In today's New York Times, John Markoff reports on the impending end of Moore's Law. It's a well-written story, but it's one that could have been told--and has been--many times before.
For example, there's nothing wrong with this statement:
"Increasingly, transistor manufacturers grapple with subatomic effects, like the tendency for electrons to "leak" across material boundaries. The leaking electrons make it more difficult to know when a transistor is in an on or off state, the information that makes electronic computing possible. They have also led to excess heat, the bane of the fastest computer chips."
Except that we were saying much the same thing a decade ago. (For example, see this paper of mine from 2000. Sorry the formatting is a little bizarre.) The International Technology Roadmap for Semiconductors, which is the industry's formal embodiment of Moore's Law, has been seriously evaluating possible successors for a decade as well.
It's nice to see IBM's Frances Ross featured in the story. She's a wonderful, imaginative scientist, whom I knew when she spent some time at Bell Labs. But she did make a goof here.
When we were preparing to announce our Vertical Replacement Gate transistor to the world in 1999 (we did an exclusive with the same John Markoff), Jack Hergenrother and I took some training in dealing with the media. It was a very interesting session, and one message was "never predict when the work will be commercially available." It has financial implications, and it's too easy to get wrong.
Frances is quoted (indirectly) making exactly that sort of prediction about the silicon nanowires she's growing in her electron microscope: "this technology…could be available commercially by 2012, she said."

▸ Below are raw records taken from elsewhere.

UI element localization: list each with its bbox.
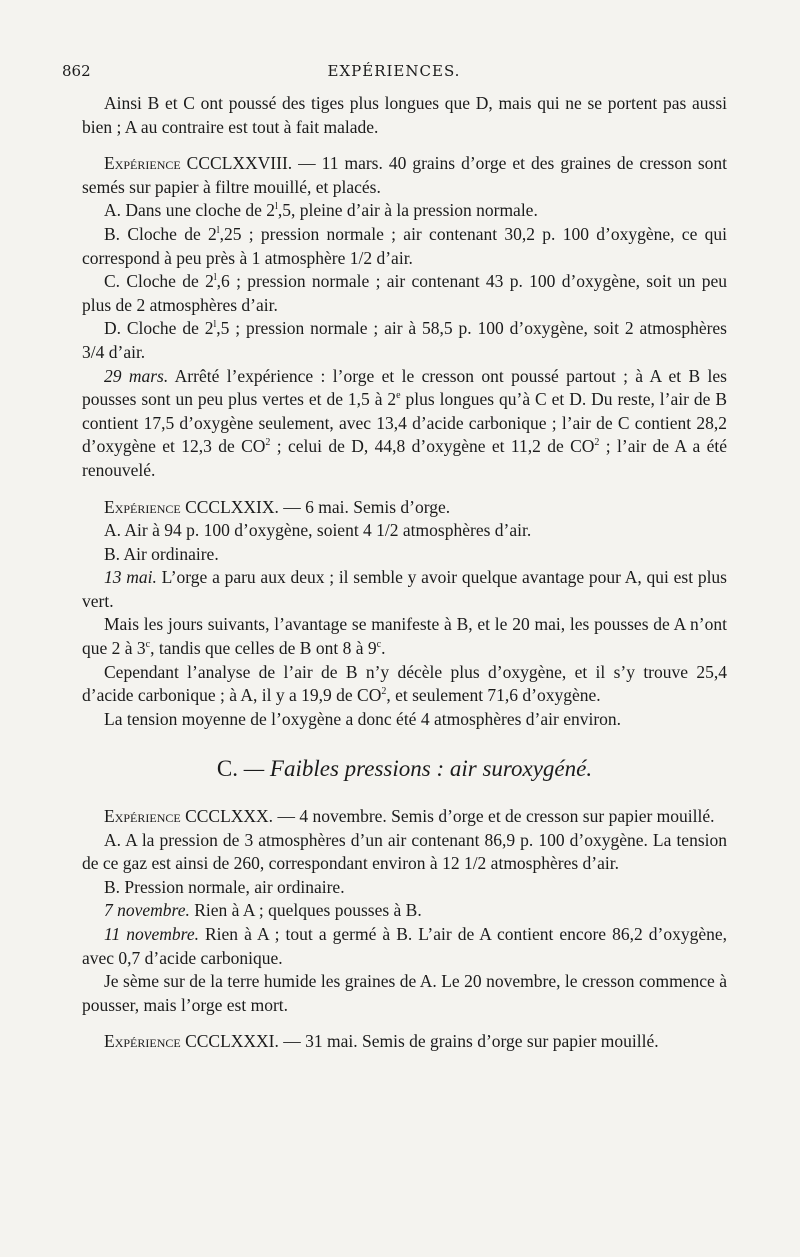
experiment-paragraph: Expérience CCCLXXIX. — 6 mai. Semis d’orge.	[104, 496, 451, 517]
paragraph: La tension moyenne de l’oxygène a donc été 4 atmosphères d’air environ.	[104, 708, 622, 729]
experiment-paragraph: Expérience CCCLXXX. — 4 novembre. Semis d’orge et de cresson sur papier mouillé.	[104, 806, 715, 827]
paragraph: 13 mai. L’orge a paru aux deux ; il semble y avoir quelque avantage pour A, qui est plus vert.	[82, 567, 727, 611]
experiment-paragraph: Expérience CCCLXXXI. — 31 mai. Semis de grains d’orge sur papier mouillé.	[104, 1031, 659, 1052]
paragraph: B. Air ordinaire.	[104, 543, 219, 564]
section-heading: C. — Faibles pressions : air suroxygéné.	[216, 756, 593, 782]
paragraph: A. A la pression de 3 atmosphères d’un air contenant 86,9 p. 100 d’oxygène. La tension de ce gaz est ainsi de 260, correspondant environ à 12 1/2 atmosphères d’air.	[82, 829, 727, 874]
paragraph: 7 novembre. Rien à A ; quelques pousses à B.	[104, 900, 422, 921]
experiment-title: Expérience CCCLXXVIII.	[104, 153, 293, 174]
running-title: EXPÉRIENCES.	[327, 62, 461, 80]
experiment-paragraph: Expérience CCCLXXVIII. — 11 mars. 40 grains d’orge et des graines de cresson sont semés sur papier à filtre mouillé, et placés.	[82, 153, 727, 197]
paragraph: 11 novembre. Rien à A ; tout a germé à B. L’air de A contient encore 86,2 d’oxygène, avec 0,7 d’acide carbonique.	[82, 924, 727, 968]
paragraph: Mais les jours suivants, l’avantage se manifeste à B, et le 20 mai, les pousses de A n’ont que 2 à 3$^c$, tandis que celles de B ont 8 à 9$^c$.	[82, 614, 727, 659]
experiment-title: Expérience CCCLXXX.	[104, 806, 274, 827]
paragraph: Ainsi B et C ont poussé des tiges plus longues que D, mais qui ne se portent pas aussi bien ; A au contraire est tout à fait malade.	[82, 93, 727, 137]
experiment-title: Expérience CCCLXXXI.	[104, 1031, 279, 1052]
date-label: 11 novembre.	[104, 924, 199, 944]
paragraph: B. Cloche de 2$^l$,25 ; pression normale ; air contenant 30,2 p. 100 d’oxygène, ce qui correspond à peu près à 1 atmosphère 1/2 d’air.	[82, 223, 727, 268]
page-number: 862	[62, 62, 91, 80]
paragraph: B. Pression normale, air ordinaire.	[104, 876, 345, 897]
date-label: 7 novembre.	[104, 900, 190, 921]
experiment-title: Expérience CCCLXXIX.	[104, 496, 279, 517]
paragraph: A. Air à 94 p. 100 d’oxygène, soient 4 1/2 atmosphères d’air.	[104, 520, 532, 541]
running-header	[62, 62, 726, 84]
paragraph: D. Cloche de 2$^l$,5 ; pression normale ; air à 58,5 p. 100 d’oxygène, soit 2 atmosphères 3/4 d’air.	[82, 318, 727, 362]
body-text	[82, 92, 727, 1054]
paragraph: C. Cloche de 2$^l$,6 ; pression normale ; air contenant 43 p. 100 d’oxygène, soit un peu plus de 2 atmosphères d’air.	[82, 271, 727, 315]
date-label: 13 mai.	[104, 567, 157, 588]
paragraph: 29 mars. Arrêté l’expérience : l’orge et le cresson ont poussé partout ; à A et B les pousses sont un peu plus vertes et de 1,5 à 2e plus longues qu’à C et D. Du reste, l’air de B contient 17,5 d’oxygène seulement, avec 13,4 d’acide carbonique ; l’air de C contient 28,2 d’oxygène et 12,3 de $CO^2$ ; celui de D, 44,8 d’oxygène et 11,2 de $CO^2$ ; l’air de A a été renouvelé.	[82, 365, 727, 480]
paragraph: Je sème sur de la terre humide les graines de A. Le 20 novembre, le cresson commence à pousser, mais l’orge est mort.	[82, 971, 727, 1015]
paragraph: Cependant l’analyse de l’air de B n’y décèle plus d’oxygène, et il s’y trouve 25,4 d’acide carbonique ; à A, il y a 19,9 de $CO^2$, et seulement 71,6 d’oxygène.	[82, 661, 727, 706]
paragraph: A. Dans une cloche de 2$^l$,5, pleine d’air à la pression normale.	[104, 200, 538, 221]
date-label: 29 mars.	[104, 365, 169, 386]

Maybe IBM is seriously committed to this, but I suspect that if that projection were true, it wouldn't be coming from a fundamental researcher. More likely, the technology IBM is going to use for their chips in 2012 is already in serious development and making large circuits, not in a research lab. All the intervening time will be needed to get the bugs out of the process and make sure the devices can be made by the billions.
My suspicion is heightened by a later statement that "techniques must be developed to make them behave like semiconductors." That seems kind of important.
Actually, I think nanowires made of traditional semiconductors are quite interesting, not as flashy but perhaps more practical that carbon nanotubes. But commercialization in 2012 sounds kind of silly, at least for full-scale integrated circuits.
The one thing it's safe to say is that we're ten years closer to the end of Moore's Law than we were a decade ago. We have a slightly longer laundry list of candidates to take over, but no obvious path for getting them to the enormous scale of circuit needed to take on silicon. In 1998, I suggested that the alternatives might sneak in by taking a low-performance, disruptive path, but silicon just kept getting better (although clock speeds did max out). Exponentials being what they are, Moore's Law will have to end, and it's hard to imagine it going 20 more years, if that.
But the really interesting question of how it ends, and what, if anything, comes next, is still wide open.